Lake Poso (Danau Poso) is a lake in Central Sulawesi, Indonesia, and the third-deepest lake in Indonesia.

The town of Pendolo is situated at the southern end of the lake, the town of Tentena is located at the northern end, while a number of smaller villages dot the shoreline. The lake drains into the Poso River at Tentena, which flows into the Molucca Sea at the town of Poso.

==Ecology==
The lake contains various fish, including the eel Anguilla marmorata which migrates between the lake and the sea, and 11 fish species that are endemic to the lake, notably buntingi ricefish (Adrianichthys, Oryzias nebulosus, O. nigrimas and O. orthognathus), gobies (Mugilogobius amadi and M. sarasinorum), and the halfbeak Nomorhamphus celebensis. These endemics are all highly threatened; in some cases possibly already extinct. One of the reasons for the drastic decline of the native fish are introduced, non-native species, particularly Mozambique tilapia and common carp.

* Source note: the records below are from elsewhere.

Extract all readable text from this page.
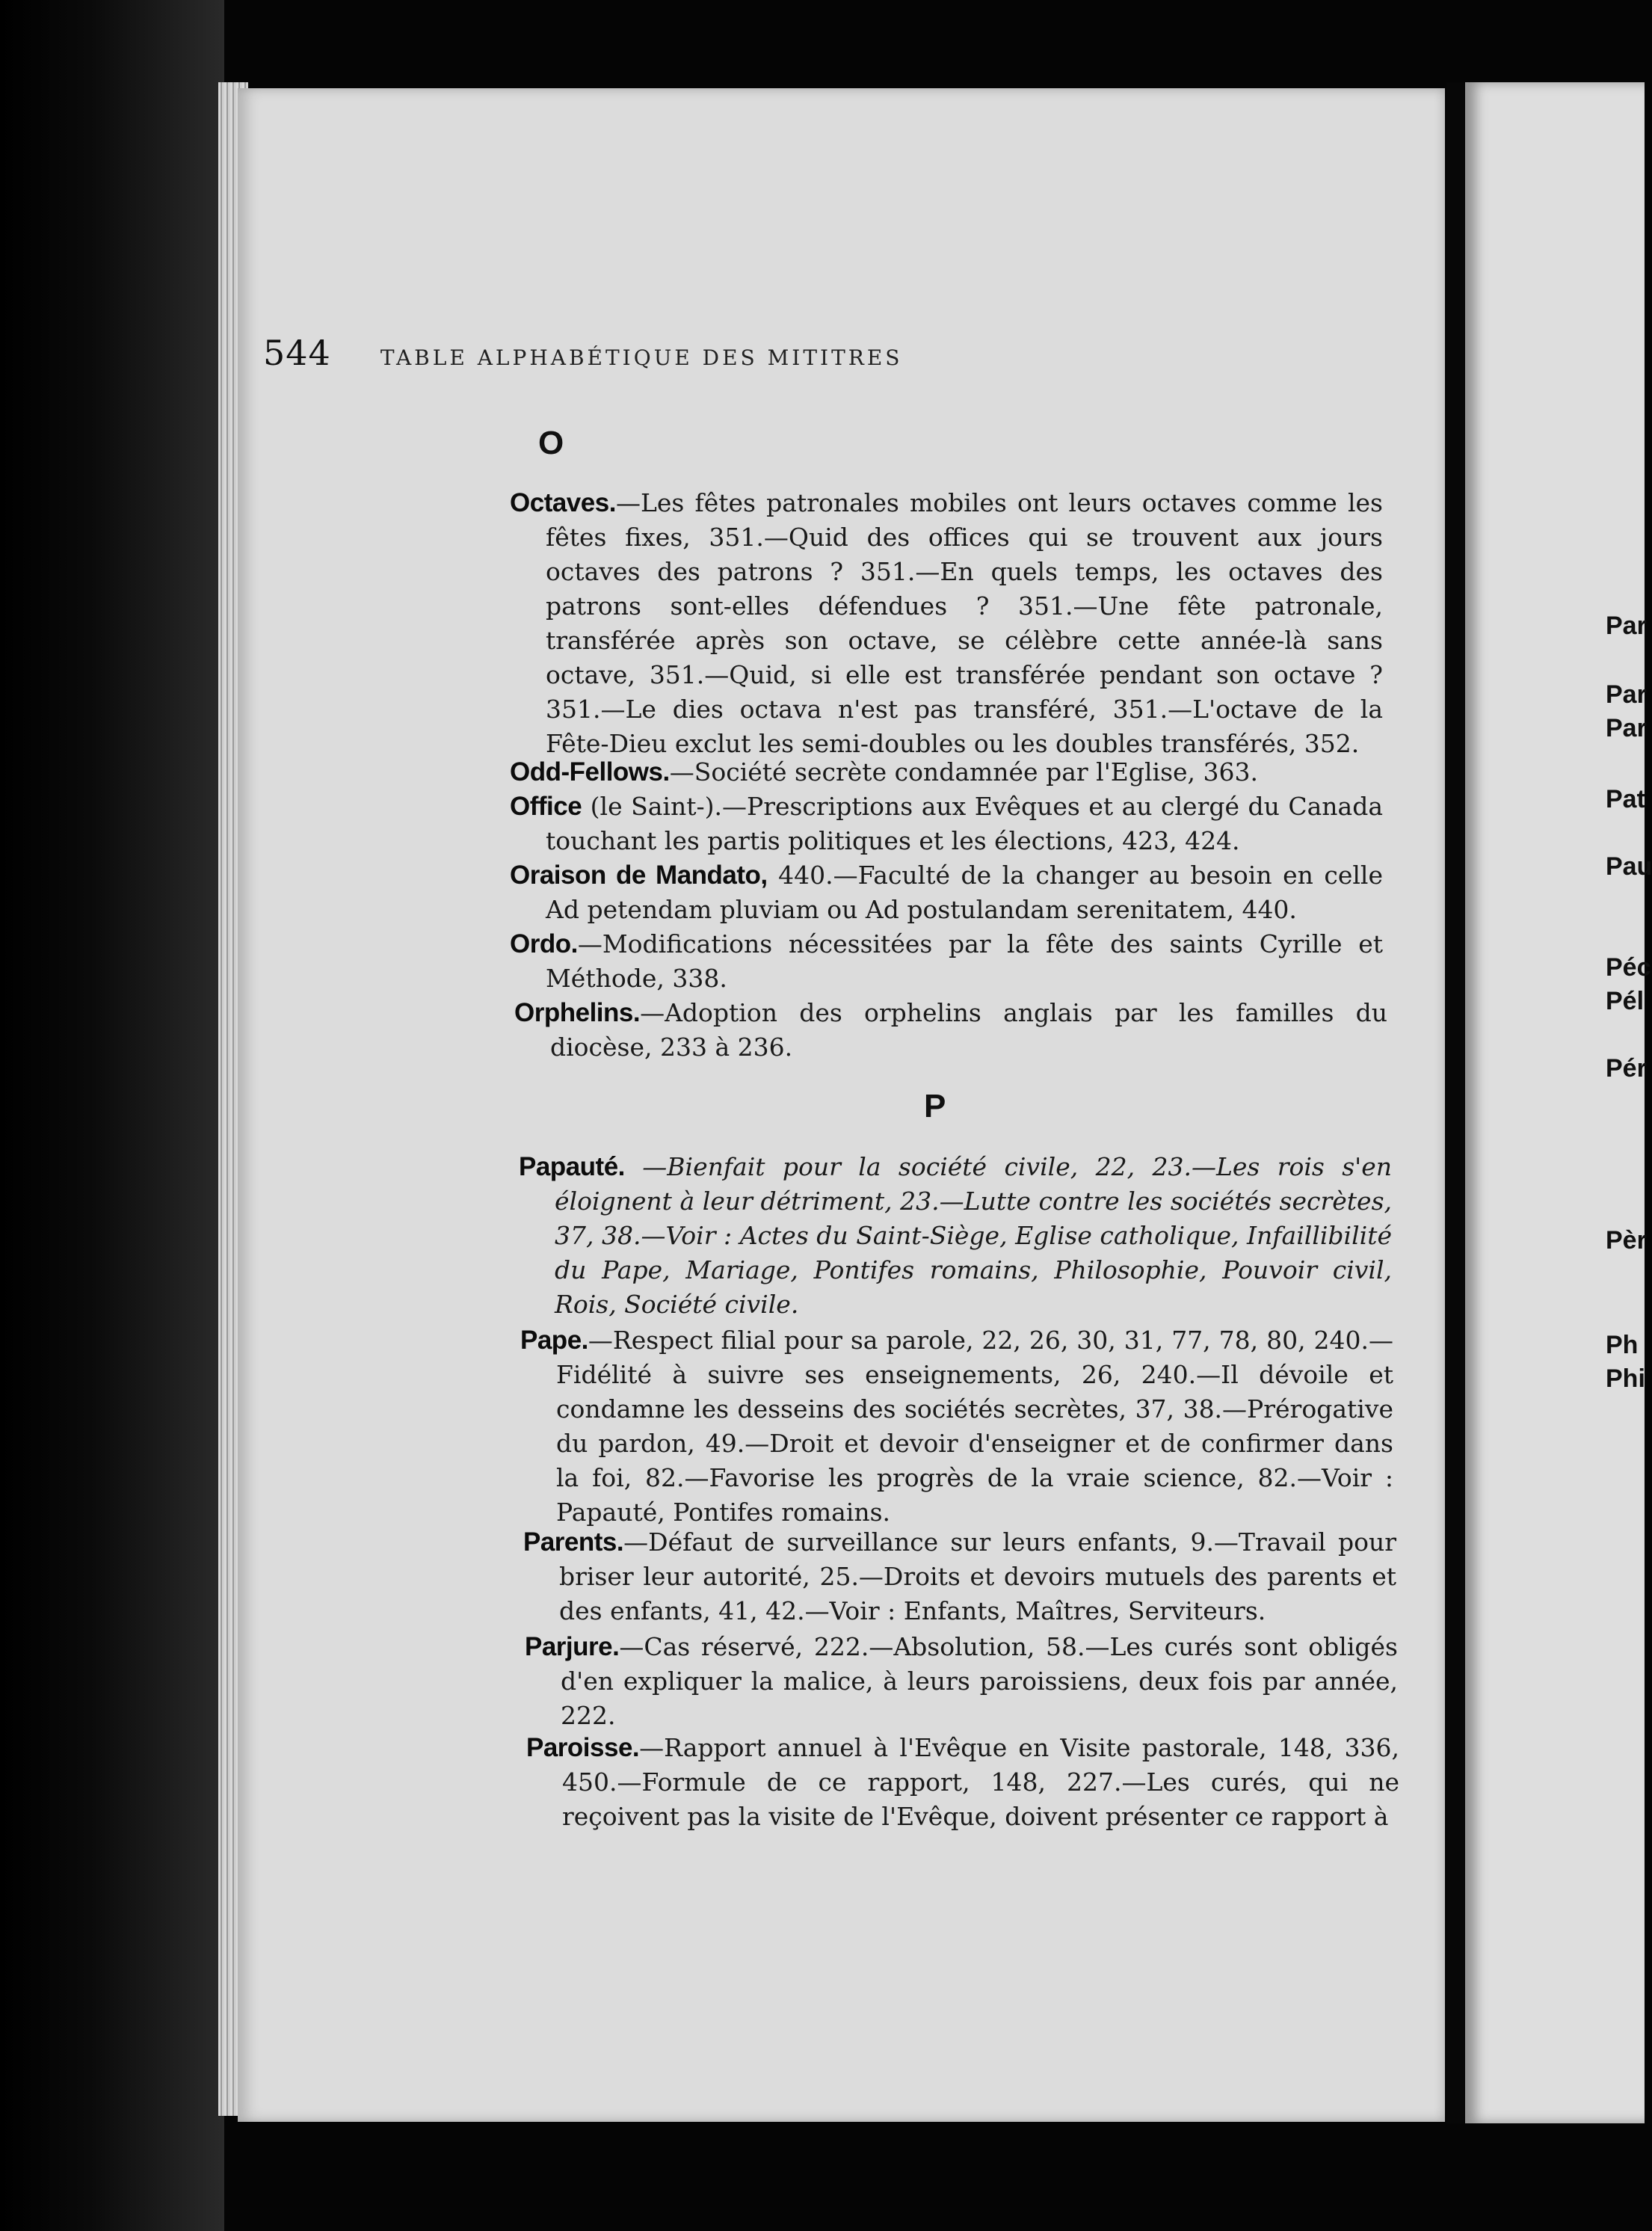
Par
Par
Par
Pat
Pau
Péc
Pél
Pér
Pèr
Ph
Phi
544 TABLE ALPHABÉTIQUE DES MITITRES
Octaves.—Les fêtes patronales mobiles ont leurs octaves comme les fêtes fixes, 351.—Quid des offices qui se trouvent aux jours octaves des patrons ? 351.—En quels temps, les octaves des patrons sont-elles défendues ? 351.—Une fête patronale, transférée après son octave, se célèbre cette année-là sans octave, 351.—Quid, si elle est transférée pendant son octave ? 351.—Le dies octava n'est pas transféré, 351.—L'octave de la Fête-Dieu exclut les semi-doubles ou les doubles transférés, 352.
Odd-Fellows.—Société secrète condamnée par l'Eglise, 363.
Office (le Saint-).—Prescriptions aux Evêques et au clergé du Canada touchant les partis politiques et les élections, 423, 424.
Oraison de Mandato, 440.—Faculté de la changer au besoin en celle Ad petendam pluviam ou Ad postulandam serenitatem, 440.
Ordo.—Modifications nécessitées par la fête des saints Cyrille et Méthode, 338.
Orphelins.—Adoption des orphelins anglais par les familles du diocèse, 233 à 236.
Papauté. —Bienfait pour la société civile, 22, 23.—Les rois s'en éloignent à leur détriment, 23.—Lutte contre les sociétés secrètes, 37, 38.—Voir : Actes du Saint-Siège, Eglise catholique, Infaillibilité du Pape, Mariage, Pontifes romains, Philosophie, Pouvoir civil, Rois, Société civile.
Pape.—Respect filial pour sa parole, 22, 26, 30, 31, 77, 78, 80, 240.—Fidélité à suivre ses enseignements, 26, 240.—Il dévoile et condamne les desseins des sociétés secrètes, 37, 38.—Prérogative du pardon, 49.—Droit et devoir d'enseigner et de confirmer dans la foi, 82.—Favorise les progrès de la vraie science, 82.—Voir : Papauté, Pontifes romains.
Parents.—Défaut de surveillance sur leurs enfants, 9.—Travail pour briser leur autorité, 25.—Droits et devoirs mutuels des parents et des enfants, 41, 42.—Voir : Enfants, Maîtres, Serviteurs.
Parjure.—Cas réservé, 222.—Absolution, 58.—Les curés sont obligés d'en expliquer la malice, à leurs paroissiens, deux fois par année, 222.
Paroisse.—Rapport annuel à l'Evêque en Visite pastorale, 148, 336, 450.—Formule de ce rapport, 148, 227.—Les curés, qui ne reçoivent pas la visite de l'Evêque, doivent présenter ce rapport à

There is also a large number of endemic Tylomelania freshwater snails in the lake, as well as 11 endemic Caridina shrimps and Parathelphusid crabs (genera Migmathelphusa, Parathelphusa and Sundathelphusa).

A park containing wild orchids is located near the village Bancea on the lake. As well the forests surrounding the lake still provide rare sightings of the anoa (dwarf buffalo) and the babirusa (literally, pigdeer), a ruminant pig. These two endangered species are among a number of wildlife species found only on the island of Sulawesi.